## Connecting descent and peak polynomials

Hacettepe Journal of Mathematics and Statistics, vol.53, no.2, pp.488-494, 2024 (SCI-Expanded)

• Publication Type: Article / Article
• Volume: 53 Issue: 2
• Publication Date: 2024
• Doi Number: 10.15672/hujms.1182500
• Journal Name:
• Journal Indexes: Science Citation Index Expanded (SCI-EXPANDED), Scopus, zbMATH
• Page Numbers: pp.488-494
• Keywords: binomial coefficients, descent, peak, permutations
• Galatasaray University Affiliated: Yes

#### Abstract

A permutation σ = σ1 σ2 ... σn has a descent at i if σi > σi+1. A descent i is called a peak if i > 1 and i − 1 is not a descent.

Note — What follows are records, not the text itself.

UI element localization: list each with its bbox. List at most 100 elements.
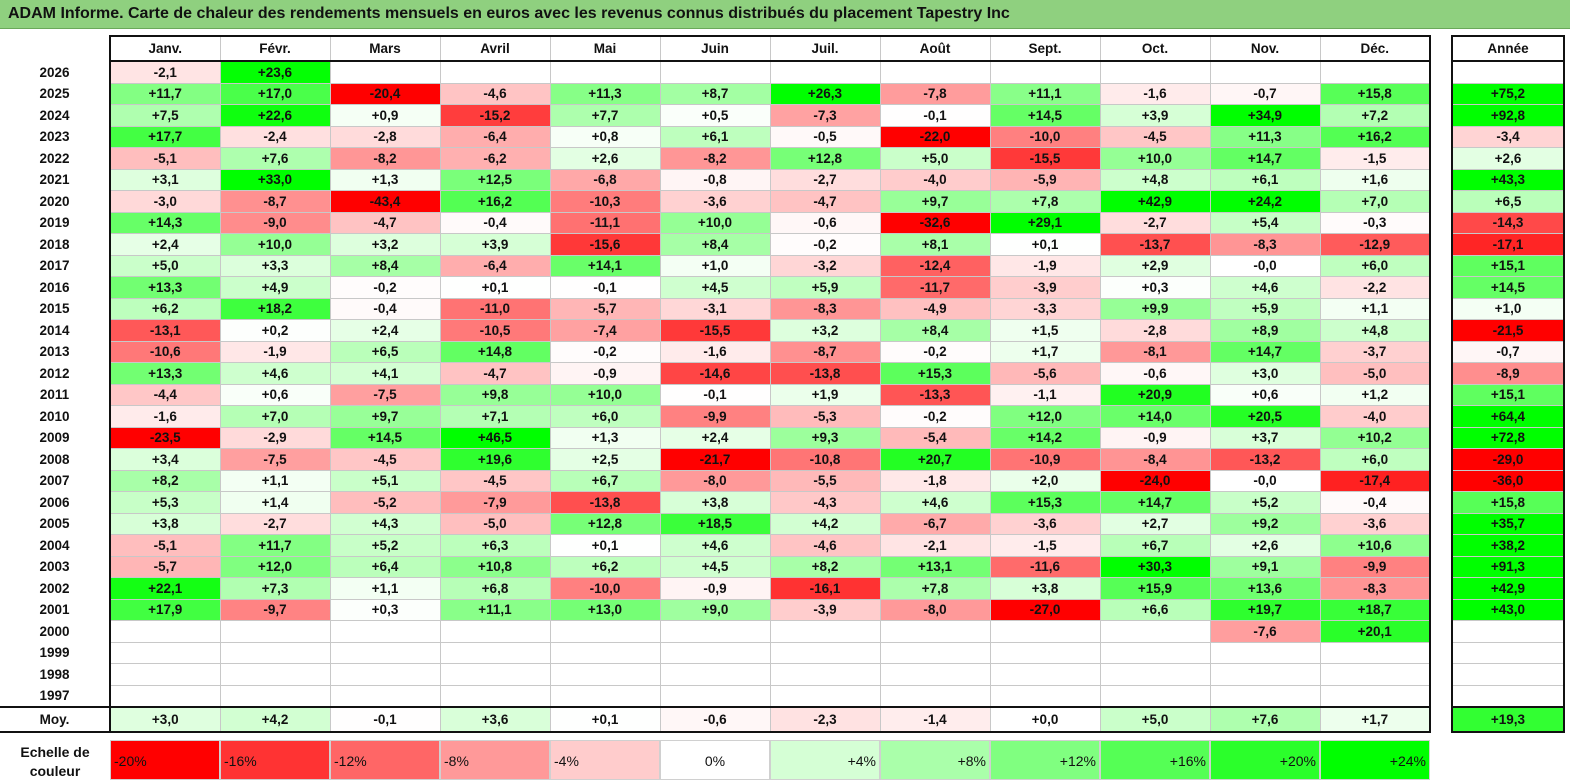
heatmap-cell	[879, 620, 991, 643]
year-label: 2025	[39, 86, 70, 102]
annual-cell: +42,9	[1451, 577, 1565, 600]
annual-row	[1451, 60, 1565, 84]
heatmap-cell: -10,8	[769, 448, 881, 471]
heatmap-cell: -1,8	[879, 469, 991, 492]
heatmap-cell: -0,8	[659, 168, 771, 191]
heatmap-cell: +2,4	[109, 233, 221, 256]
year-row: 2025 +11,7 +17,0 -20,4 -4,6 +11,3 +8,7 +26,3 -7,…	[0, 82, 1431, 105]
heatmap-cell: -10,0	[989, 125, 1101, 148]
heatmap-cell: +6,2	[549, 555, 661, 578]
annual-row: +15,1	[1451, 254, 1565, 277]
heatmap-cell: -5,6	[989, 362, 1101, 385]
heatmap-cell: -8,3	[1319, 577, 1431, 600]
heatmap-cell: -3,9	[769, 598, 881, 621]
heatmap-cell: +3,0	[1209, 362, 1321, 385]
heatmap-cell: -8,3	[769, 297, 881, 320]
heatmap-cell	[1099, 641, 1211, 664]
heatmap-cell: -7,8	[879, 82, 991, 105]
heatmap-cell: +23,6	[219, 60, 331, 84]
heatmap-cell: +5,0	[879, 147, 991, 170]
year-label: 2003	[39, 559, 70, 575]
year-row: 2010 -1,6 +7,0 +9,7 +7,1 +6,0 -9,9 -5,3 -0,2 +12,…	[0, 405, 1431, 428]
heatmap-cell: +2,6	[1209, 534, 1321, 557]
heatmap-cell: +4,2	[769, 512, 881, 535]
heatmap-cell	[1099, 663, 1211, 686]
heatmap-cell: -13,8	[769, 362, 881, 385]
heatmap-cell	[329, 620, 441, 643]
heatmap-cell: +3,8	[659, 491, 771, 514]
month-header: Déc.	[1319, 35, 1431, 62]
heatmap-cell: -2,3	[769, 706, 881, 733]
heatmap-cell: -4,6	[769, 534, 881, 557]
legend-swatch: +16%	[1100, 740, 1210, 780]
heatmap-cell: +9,1	[1209, 555, 1321, 578]
heatmap-cell: -2,2	[1319, 276, 1431, 299]
heatmap-cell: -0,9	[659, 577, 771, 600]
heatmap-cell: +10,0	[219, 233, 331, 256]
heatmap-cell: +7,6	[219, 147, 331, 170]
year-row: 2000 -7,6 +20,1	[0, 620, 1431, 643]
heatmap-cell: -27,0	[989, 598, 1101, 621]
heatmap-cell: +11,7	[219, 534, 331, 557]
heatmap-cell	[549, 684, 661, 708]
heatmap-cell: +16,2	[1319, 125, 1431, 148]
heatmap-cell: +5,4	[1209, 211, 1321, 234]
heatmap-cell: +0,6	[1209, 383, 1321, 406]
heatmap-cell: -7,5	[219, 448, 331, 471]
heatmap-cell: +14,1	[549, 254, 661, 277]
heatmap-cell: -0,6	[1099, 362, 1211, 385]
heatmap-cell: -0,4	[439, 211, 551, 234]
heatmap-cell: -22,0	[879, 125, 991, 148]
heatmap-cell	[989, 641, 1101, 664]
heatmap-cell	[329, 684, 441, 708]
heatmap-cell: -10,0	[549, 577, 661, 600]
heatmap-cell: -2,7	[1099, 211, 1211, 234]
heatmap-cell: -3,6	[659, 190, 771, 213]
heatmap-cell: -5,0	[439, 512, 551, 535]
heatmap-cell	[219, 641, 331, 664]
heatmap-cell	[219, 684, 331, 708]
year-row: 2013 -10,6 -1,9 +6,5 +14,8 -0,2 -1,6 -8,7 -0,2 +1…	[0, 340, 1431, 363]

The size of the set of all permutations of n with a given descent set is a polynomials in n, called the descent polynomial. Similarly, the size of the set of all permutations of n with a given peak set, adjusted by a power of 2 gives a polynomial in n, called the peak polynomial. In this work we give a unitary expansion of descent polynomials in terms of peak polynomials. Then we use this expansion to give an interpretation of the coefficients of the peak polynomial in a binomial basis, thus giving a constructive proof of the peak polynomial positivity conjecture.